Daniel Romano Thinks 'Finally Free,' Which Came to Him in a Flash, Is His Best Yet

Photo: Cotey Pope

BY Laura StanleyPublished Nov 30, 2018

Daniel Romano thinks that Finally Free, his third album of 2018 following the surprise release of Nerveless and Human Touch in January, is his strongest one yet. But he isn't so sure that you'll agree with him.
 
"I think [Finally Free] is a pretty difficult record and it's not necessarily easy to listen to," Romano tells Exclaim! from Utrecht, Netherlands following a show with his punk band Ancient Shapes. "A lot of it is intentionally out-of-tune and not sung obsessively, but I just felt like that's how it needed to be."
 
The album's nine songs are a rush of rich imagery that come through off-kilter and flickering, like the picture on a TV that fell down the stairs.

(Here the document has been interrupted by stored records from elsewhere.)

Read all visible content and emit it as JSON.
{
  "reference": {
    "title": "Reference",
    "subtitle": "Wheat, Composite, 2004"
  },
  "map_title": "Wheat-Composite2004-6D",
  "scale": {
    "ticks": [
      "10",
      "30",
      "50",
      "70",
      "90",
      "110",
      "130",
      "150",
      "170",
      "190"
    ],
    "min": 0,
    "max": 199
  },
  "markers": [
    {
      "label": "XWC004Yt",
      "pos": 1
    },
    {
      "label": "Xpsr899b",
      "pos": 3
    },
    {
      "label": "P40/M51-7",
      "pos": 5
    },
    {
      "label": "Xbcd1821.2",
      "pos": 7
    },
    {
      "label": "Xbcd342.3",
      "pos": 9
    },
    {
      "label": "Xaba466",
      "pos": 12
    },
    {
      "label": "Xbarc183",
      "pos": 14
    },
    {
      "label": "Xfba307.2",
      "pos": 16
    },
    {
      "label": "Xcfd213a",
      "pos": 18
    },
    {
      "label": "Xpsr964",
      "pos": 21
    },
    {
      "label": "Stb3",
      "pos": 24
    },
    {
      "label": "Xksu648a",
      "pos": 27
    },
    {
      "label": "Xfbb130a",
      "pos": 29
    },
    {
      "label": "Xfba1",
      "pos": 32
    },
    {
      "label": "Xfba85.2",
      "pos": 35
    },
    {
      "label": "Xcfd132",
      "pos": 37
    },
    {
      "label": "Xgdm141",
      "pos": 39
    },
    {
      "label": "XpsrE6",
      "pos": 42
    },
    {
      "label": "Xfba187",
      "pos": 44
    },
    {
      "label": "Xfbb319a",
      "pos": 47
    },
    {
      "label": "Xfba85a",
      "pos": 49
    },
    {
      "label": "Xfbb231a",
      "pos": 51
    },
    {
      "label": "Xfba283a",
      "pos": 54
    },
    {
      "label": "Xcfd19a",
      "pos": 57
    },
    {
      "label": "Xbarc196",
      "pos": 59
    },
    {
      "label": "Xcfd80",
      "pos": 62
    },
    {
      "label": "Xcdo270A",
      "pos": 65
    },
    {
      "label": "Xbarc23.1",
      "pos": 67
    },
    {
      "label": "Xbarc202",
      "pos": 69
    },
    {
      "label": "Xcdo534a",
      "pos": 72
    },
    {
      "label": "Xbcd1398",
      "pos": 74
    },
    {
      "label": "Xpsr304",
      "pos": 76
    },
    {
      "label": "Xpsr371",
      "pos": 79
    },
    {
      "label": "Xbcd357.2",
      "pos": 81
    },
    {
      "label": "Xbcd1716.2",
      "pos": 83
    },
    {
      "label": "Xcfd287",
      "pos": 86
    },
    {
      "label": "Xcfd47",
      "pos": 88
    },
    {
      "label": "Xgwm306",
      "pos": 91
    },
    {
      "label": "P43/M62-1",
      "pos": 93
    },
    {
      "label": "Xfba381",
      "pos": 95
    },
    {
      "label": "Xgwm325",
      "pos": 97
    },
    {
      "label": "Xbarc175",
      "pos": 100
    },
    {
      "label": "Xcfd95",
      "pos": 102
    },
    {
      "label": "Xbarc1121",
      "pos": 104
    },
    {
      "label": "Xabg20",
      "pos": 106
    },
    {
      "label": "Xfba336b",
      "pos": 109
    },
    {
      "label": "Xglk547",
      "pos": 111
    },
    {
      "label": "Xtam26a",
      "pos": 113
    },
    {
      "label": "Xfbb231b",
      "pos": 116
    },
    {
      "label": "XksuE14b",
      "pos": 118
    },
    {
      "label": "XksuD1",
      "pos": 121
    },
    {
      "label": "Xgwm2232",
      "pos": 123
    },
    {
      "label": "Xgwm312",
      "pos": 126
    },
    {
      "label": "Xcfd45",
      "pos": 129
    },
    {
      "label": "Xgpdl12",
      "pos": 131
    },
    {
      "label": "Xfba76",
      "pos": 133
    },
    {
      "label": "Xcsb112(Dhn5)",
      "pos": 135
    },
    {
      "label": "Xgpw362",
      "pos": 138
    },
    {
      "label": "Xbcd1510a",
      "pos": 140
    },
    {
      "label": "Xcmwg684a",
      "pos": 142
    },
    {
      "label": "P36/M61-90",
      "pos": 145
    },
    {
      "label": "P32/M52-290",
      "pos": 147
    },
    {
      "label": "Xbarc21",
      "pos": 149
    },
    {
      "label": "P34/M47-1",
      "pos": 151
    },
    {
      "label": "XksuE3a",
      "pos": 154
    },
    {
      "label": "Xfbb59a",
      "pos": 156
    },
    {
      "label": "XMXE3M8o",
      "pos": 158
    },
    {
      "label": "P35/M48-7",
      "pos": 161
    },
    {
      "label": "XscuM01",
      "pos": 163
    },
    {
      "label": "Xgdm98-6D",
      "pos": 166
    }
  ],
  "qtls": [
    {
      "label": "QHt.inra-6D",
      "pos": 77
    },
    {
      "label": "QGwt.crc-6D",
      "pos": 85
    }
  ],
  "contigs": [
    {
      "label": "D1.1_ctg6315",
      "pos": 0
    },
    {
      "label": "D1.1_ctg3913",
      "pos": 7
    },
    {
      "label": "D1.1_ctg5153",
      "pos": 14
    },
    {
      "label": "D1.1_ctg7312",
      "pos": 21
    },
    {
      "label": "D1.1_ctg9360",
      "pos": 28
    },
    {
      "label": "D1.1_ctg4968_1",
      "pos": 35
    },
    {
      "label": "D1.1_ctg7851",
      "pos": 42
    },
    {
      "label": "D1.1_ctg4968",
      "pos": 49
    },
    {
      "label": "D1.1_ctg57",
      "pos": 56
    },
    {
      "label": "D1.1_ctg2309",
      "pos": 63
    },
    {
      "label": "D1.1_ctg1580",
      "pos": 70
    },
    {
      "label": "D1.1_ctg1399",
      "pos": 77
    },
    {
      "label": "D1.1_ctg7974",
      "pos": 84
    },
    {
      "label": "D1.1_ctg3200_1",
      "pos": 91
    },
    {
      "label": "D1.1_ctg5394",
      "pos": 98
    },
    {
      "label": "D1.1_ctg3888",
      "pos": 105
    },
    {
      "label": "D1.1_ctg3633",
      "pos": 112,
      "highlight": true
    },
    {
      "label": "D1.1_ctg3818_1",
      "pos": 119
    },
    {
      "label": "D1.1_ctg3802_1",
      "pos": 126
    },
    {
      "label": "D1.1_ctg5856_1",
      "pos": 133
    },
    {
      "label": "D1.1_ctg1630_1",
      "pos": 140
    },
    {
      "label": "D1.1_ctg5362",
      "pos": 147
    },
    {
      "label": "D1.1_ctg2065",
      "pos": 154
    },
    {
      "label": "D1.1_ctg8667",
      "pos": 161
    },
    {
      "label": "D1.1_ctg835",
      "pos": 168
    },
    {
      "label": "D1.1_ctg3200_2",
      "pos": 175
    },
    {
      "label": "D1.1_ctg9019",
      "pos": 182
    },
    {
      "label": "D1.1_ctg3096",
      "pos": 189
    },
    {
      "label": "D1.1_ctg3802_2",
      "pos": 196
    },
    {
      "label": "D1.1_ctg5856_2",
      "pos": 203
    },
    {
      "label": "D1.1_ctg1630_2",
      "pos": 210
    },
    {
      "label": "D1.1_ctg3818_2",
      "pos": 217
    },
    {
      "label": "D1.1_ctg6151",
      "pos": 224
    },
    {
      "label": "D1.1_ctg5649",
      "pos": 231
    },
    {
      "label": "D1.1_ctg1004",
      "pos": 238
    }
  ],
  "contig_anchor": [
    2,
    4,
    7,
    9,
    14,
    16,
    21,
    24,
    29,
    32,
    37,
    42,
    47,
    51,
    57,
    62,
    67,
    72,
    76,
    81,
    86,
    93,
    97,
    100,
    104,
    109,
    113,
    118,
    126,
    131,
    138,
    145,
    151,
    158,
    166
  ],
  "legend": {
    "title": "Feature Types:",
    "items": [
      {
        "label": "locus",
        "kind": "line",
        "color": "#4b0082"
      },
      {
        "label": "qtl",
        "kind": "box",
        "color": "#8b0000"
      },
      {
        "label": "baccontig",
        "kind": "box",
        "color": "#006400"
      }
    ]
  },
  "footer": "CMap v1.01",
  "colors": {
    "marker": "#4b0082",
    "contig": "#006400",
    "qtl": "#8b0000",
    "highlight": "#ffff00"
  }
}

A haze of psych-folk floats around Romano's voice, which becomes so strained at times, it sounds like he's gasping for air. Regardless of how he feels it will be received, Romano believes that these songs reflect his truest self. "I think it was coming from a place that maybe I hadn't explored in myself, which left me detached from that space until many listens later, and realizing where things are stemming from," he explains.
 
The place that Finally Free emerged from is a bit of a mystery to Romano. The words came to him all at once as he was driving through the Prairies. He can't recall when he was driving or where he was going, but he remembers feeling "a strange moment of clarity in some way." When it came time to record, Romano felt uncharacteristically daunted by the task. Romano sets self-imposed restrictions when recording, and for Finally Free, he committed to using a four-track Tascam cassette recorder. Once he started the recording process though, Romano, bolstered by his limitations, felt fine and fell into a routine that mirrored the fast pace by which the words came to him.
 
"Through the entire process with this record, I just felt that I was making somebody else's record," says Romano. "Obviously it's mine, I wrote it and made it, but it just felt that I wasn't necessarily alone in it. I think because it was so fast and because of the rules that I set up for myself, I didn't listen to the songs that many times. I hammered one out and then onto the next."
 
Romano sings of "the long mirror of time" — a source of awe — at various points during Finally Free. When asked what the mirror is all about, he admits he doesn't know. Romano isn't really that interested in getting into the specifics of his lyrics. "Everything I've ever written has had some literal meaning at the time and place that it was written, but I tend to write in a way that it's not so obvious."
 
Instead, Romano focuses on crafting a mood, and he points to the album's overarching theme of  "hopefulness in a very hopeless time." Romano also commends the communalism of music and hopes that Finally Free will be interpreted in many different ways.
 
"That's what I like about songs — different people can take completely different things out of something that may seem like it's really obvious, or not. I think that makes it more interesting. Or at least it makes it more interesting to me.
 
"I'm not interested in telling my own boring personal story. What would be the point of that? Who wants to hear about some white guy and his middle-class lifestyle? No one needs to hear that. Lots of people still make that kind of music and make a lot of money doing it, but I don't feel like I need to add to that."
 
Finally Free is out now on You've Changed.